Feeling Stupid 

I had a little bit of a technical mishap. It was not my fault exactly.

Having taken the time to try and do more scribbling this evening, and depriving myself of writing time by visiting the shops in search of yet more gifts for my mother’s birthday on the weekend, I found myself staring at the clock and from there to the back of my husband, who was still not in bed.

He hates it when I tell him it is his bedtime, but equally I feel as though he has robbed me of an hour everytime he stays up late. I still feel the need to grab some time after he is gone so I end up knackered and grumpy because I have stayed up too late.

And, by the way, if I am sounding unreasonable just let me point out that he is also unhappy when I ‘invade’ the bedroom before he gets a chance to go to bed and get to sleep, which I am about to do if carries on hanging around talking to the dog for much longer.

So I was late to start the blog, and sat in my PJs hunched over the coffee table with Lucy sitting behind my as I began to type the title. I was thinking of something along the line of ‘The Smell of Fear’ as I was going to talk about how my enthusiasm to share creative tips I am picking up from my latest podcast find is causing my work colleagues to try to avoid eye contact with me.

This morning’s experiment was getting them to state what they thought might come next in a sequence.

If A B C is followed by D, then what comes next after X Y Z?
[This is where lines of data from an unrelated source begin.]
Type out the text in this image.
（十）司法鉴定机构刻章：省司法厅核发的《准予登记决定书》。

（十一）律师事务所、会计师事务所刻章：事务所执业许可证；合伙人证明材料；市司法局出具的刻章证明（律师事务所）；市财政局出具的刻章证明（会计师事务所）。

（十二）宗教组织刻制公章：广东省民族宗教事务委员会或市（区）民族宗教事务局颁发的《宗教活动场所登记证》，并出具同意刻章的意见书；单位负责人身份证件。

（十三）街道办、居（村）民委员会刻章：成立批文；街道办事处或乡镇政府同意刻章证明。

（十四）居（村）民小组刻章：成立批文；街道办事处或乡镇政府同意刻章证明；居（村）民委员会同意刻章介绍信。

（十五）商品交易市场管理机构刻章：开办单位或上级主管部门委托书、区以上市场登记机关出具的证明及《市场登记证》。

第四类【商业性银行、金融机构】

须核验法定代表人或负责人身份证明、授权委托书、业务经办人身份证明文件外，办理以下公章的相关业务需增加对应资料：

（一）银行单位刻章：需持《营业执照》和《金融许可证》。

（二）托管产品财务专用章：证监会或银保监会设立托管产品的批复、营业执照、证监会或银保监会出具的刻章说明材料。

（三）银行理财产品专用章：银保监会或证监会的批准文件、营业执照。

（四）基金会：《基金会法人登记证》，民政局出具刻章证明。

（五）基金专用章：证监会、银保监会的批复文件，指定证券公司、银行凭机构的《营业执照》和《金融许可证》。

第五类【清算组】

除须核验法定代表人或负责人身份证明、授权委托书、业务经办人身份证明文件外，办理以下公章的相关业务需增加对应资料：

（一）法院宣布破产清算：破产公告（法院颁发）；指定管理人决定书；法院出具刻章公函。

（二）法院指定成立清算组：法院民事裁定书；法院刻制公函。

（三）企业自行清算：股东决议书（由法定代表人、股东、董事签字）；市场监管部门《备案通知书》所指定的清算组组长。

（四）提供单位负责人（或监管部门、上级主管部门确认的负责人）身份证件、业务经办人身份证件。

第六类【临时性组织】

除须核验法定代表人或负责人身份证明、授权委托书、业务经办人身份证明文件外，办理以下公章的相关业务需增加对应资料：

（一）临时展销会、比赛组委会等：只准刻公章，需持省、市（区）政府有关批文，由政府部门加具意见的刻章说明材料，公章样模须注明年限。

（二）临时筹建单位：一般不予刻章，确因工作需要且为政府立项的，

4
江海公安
There is no correct answer, but there is one popular one. The point of the exercise is that no matter how mundane and ‘obvious’ you think your idea is, there will be someone who thinks that is amazing, because their ‘obvious’ answer was different.

The problem is that the Messenger App that has a sound alert which is either on or off and Lucy, who as you will remember was sitting behind me, hates the PING it makes. No other electronic sound bothers her, but she is currently trembling as I type because my brother has sent me two messages, both with loud PINGS. Even if I mute the iPad, it PINGS. There is no option to  change the sound it makes to something that does not bother her and if I do not have it on, I will miss messages.

My brother had sent a couple of messages so Lucy was on high alert, but I decided to carry on and type the blog anyway. The title was not good, though, so I deleted it and started to retype it, meaning to call it ‘Feeling the Heat’ or something along those lines. The idea was to edit it again at the end and improve it.

Just as I typed the word ‘Feeling’ my brother sent me two short messages in quick succcession. PING …PING.

This was too much for Lucy, who pushed her heels against me as she panicked to get up and away from the noise. As she did so, she actually pushed me forward ever so slightly and my hand brushed the top right had corner of the screen and tickled the word sitting there. PUBLISH.

As if in slow motion, I watched the little spinning circle work its magic as WordPress scrambled to connect to the internet and publish my masterpiece. My work which comprised a one-word title: FEELING – and a blank page. I imagined a collective sigh of confusion followed by relief from around the globe as those poor followers, who are bombarded daily with 5-600 words, realised that today’s ramble would be significantly shorter.

Or perhaps some may have worried that it was a tiny, plaintive cry for help – that in my creative despair, I sent out a one-word plea to the universe.

But no, it was the dog that kicked me, because of the brother that messaged me. And much as I like the simplicity of a one-word post sitting on the WordPress reader, its message of hope and peace beaming out through the Internet , I can not let it lie.